A surprising article about BVHA founding member Paramadvaiti Maharaj in the Washington Post, no less, by his nephew, 26-year-old Chico Harlan. I rather enjoyed it.
Excerpt:
Paramadvaiti crisscrossed South America setting up temples for the mission, and he was good at it, a talent that triggered his rise through the faith. But Krishna members, at the time, faced persecution across the globe. He was jailed in Argentina and Paraguay, told only that the government prohibited all religions except Catholicism, he said.
One guard with a particular zeal for torture dragged Paramadvaiti into the jailhouse bathroom and ordered him to wipe feces off the floor. Paramadvaiti clawed for his spiritual strength, until at last he realized that Lord Krishna must have willed this feces-cleaning, because it taught a lesson about pride, and no man should be too proud to obey orders. So Paramadvaiti... well, he kept on cleaning, and he even grew kind of happy.

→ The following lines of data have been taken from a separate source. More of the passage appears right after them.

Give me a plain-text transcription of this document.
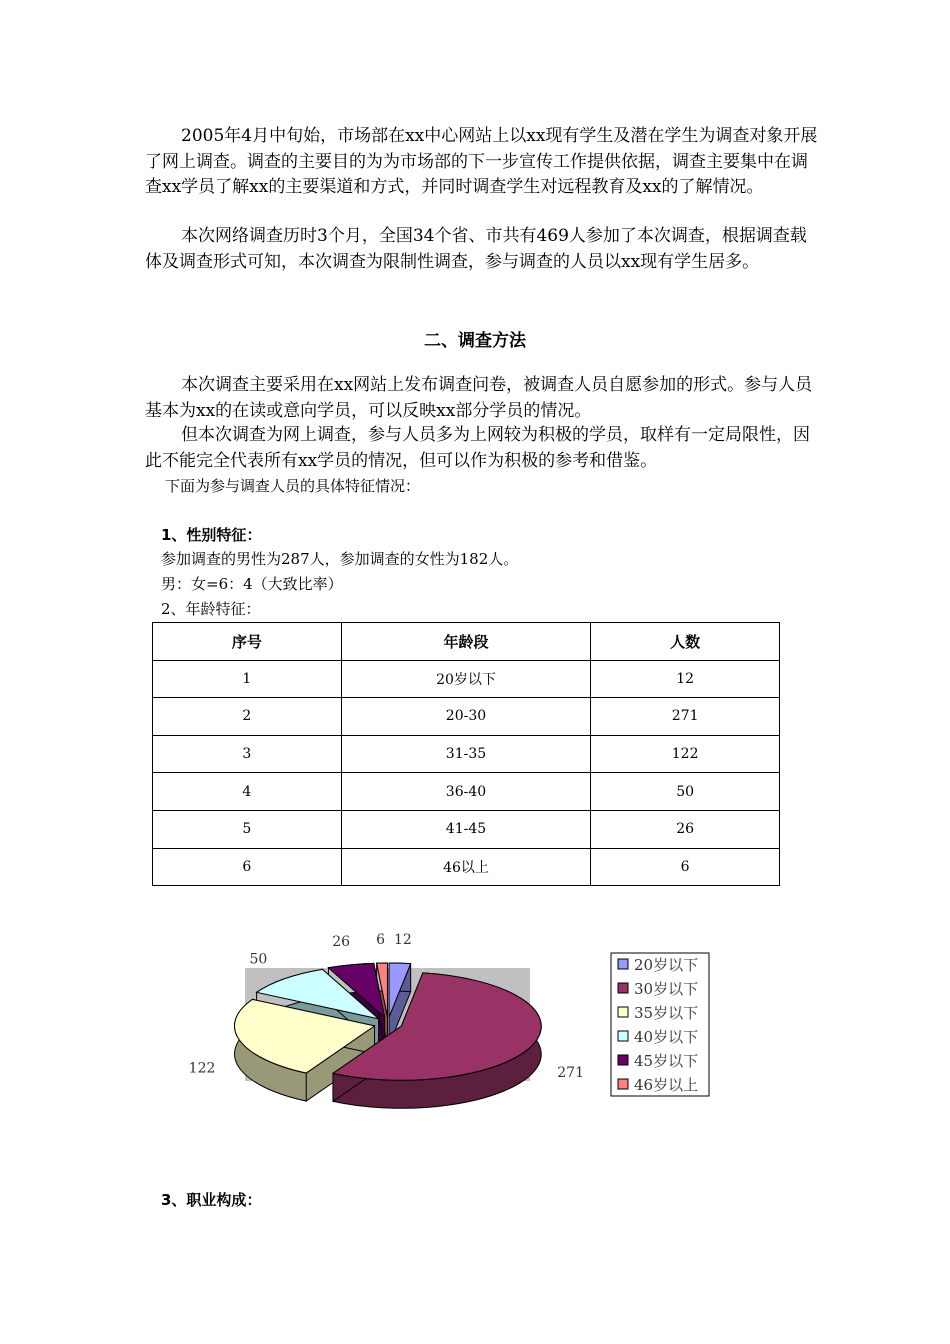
2005年4月中旬始，市场部在xx中心网站上以xx现有学生及潜在学生为调查对象开展了网上调查。调查的主要目的为为市场部的下一步宣传工作提供依据，调查主要集中在调查xx学员了解xx的主要渠道和方式，并同时调查学生对远程教育及xx的了解情况。

本次网络调查历时3个月，全国34个省、市共有469人参加了本次调查，根据调查载体及调查形式可知，本次调查为限制性调查，参与调查的人员以xx现有学生居多。

二、调查方法

本次调查主要采用在xx网站上发布调查问卷，被调查人员自愿参加的形式。参与人员基本为xx的在读或意向学员，可以反映xx部分学员的情况。

但本次调查为网上调查，参与人员多为上网较为积极的学员，取样有一定局限性，因此不能完全代表所有xx学员的情况，但可以作为积极的参考和借鉴。

下面为参与调查人员的具体特征情况：

1、性别特征：

参加调查的男性为287人，参加调查的女性为182人。

男：女=6：4（大致比率）

2、年龄特征：

序号	年龄段	人数
1	20岁以下	12
2	20-30	271
3	31-35	122
4	36-40	50
5	41-45	26
6	46以上	6
12
271
122
50
26 6
20岁以下
30岁以下
35岁以下
40岁以下
45岁以下
46岁以上

3、职业构成：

"The torture guy came back, probably expecting some monk to be in there looking all miserable, and he sees me like this," Paramadvaiti recalled. "Yes, I was happy!" He lowered his voice to a conspiratorial whisper: "I think I blew his mind."

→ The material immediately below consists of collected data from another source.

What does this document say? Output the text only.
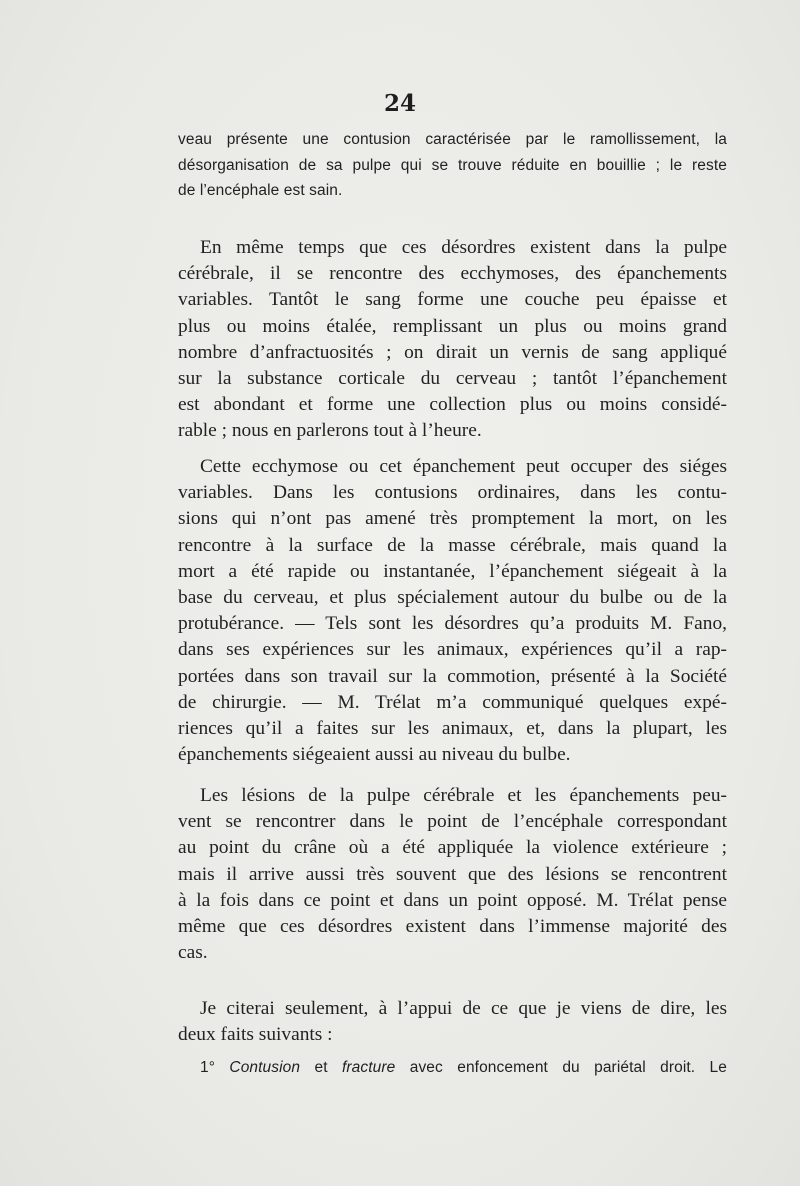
24
veau présente une contusion caractérisée par le ramollissement, la
désorganisation de sa pulpe qui se trouve réduite en bouillie ; le reste
de l’encéphale est sain.
En même temps que ces désordres existent dans la pulpe
cérébrale, il se rencontre des ecchymoses, des épanchements
variables. Tantôt le sang forme une couche peu épaisse et
plus ou moins étalée, remplissant un plus ou moins grand
nombre d’anfractuosités ; on dirait un vernis de sang appliqué
sur la substance corticale du cerveau ; tantôt l’épanchement
est abondant et forme une collection plus ou moins considé-
rable ; nous en parlerons tout à l’heure.
Cette ecchymose ou cet épanchement peut occuper des siéges
variables. Dans les contusions ordinaires, dans les contu-
sions qui n’ont pas amené très promptement la mort, on les
rencontre à la surface de la masse cérébrale, mais quand la
mort a été rapide ou instantanée, l’épanchement siégeait à la
base du cerveau, et plus spécialement autour du bulbe ou de la
protubérance. — Tels sont les désordres qu’a produits M. Fano,
dans ses expériences sur les animaux, expériences qu’il a rap-
portées dans son travail sur la commotion, présenté à la Société
de chirurgie. — M. Trélat m’a communiqué quelques expé-
riences qu’il a faites sur les animaux, et, dans la plupart, les
épanchements siégeaient aussi au niveau du bulbe.
Les lésions de la pulpe cérébrale et les épanchements peu-
vent se rencontrer dans le point de l’encéphale correspondant
au point du crâne où a été appliquée la violence extérieure ;
mais il arrive aussi très souvent que des lésions se rencontrent
à la fois dans ce point et dans un point opposé. M. Trélat pense
même que ces désordres existent dans l’immense majorité des
cas.
Je citerai seulement, à l’appui de ce que je viens de dire, les
deux faits suivants :
1° Contusion et fracture avec enfoncement du pariétal droit. Le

There is a nice slide show of Maharaj in Vrindavan. Some of the photos of Vrindavan, like no. 3 of Govindaji mandir, are pretty spectacular. Nice to see something about Vrindavan in the Western media that is NOT about widows.
Those pictures tell me that PS sold his nephew on something, managed to give him a positive picture of Vrindavan. He does not dwell on the negative, but shows several pictures that bring out the beauty of the place. Which is not always that easy to do.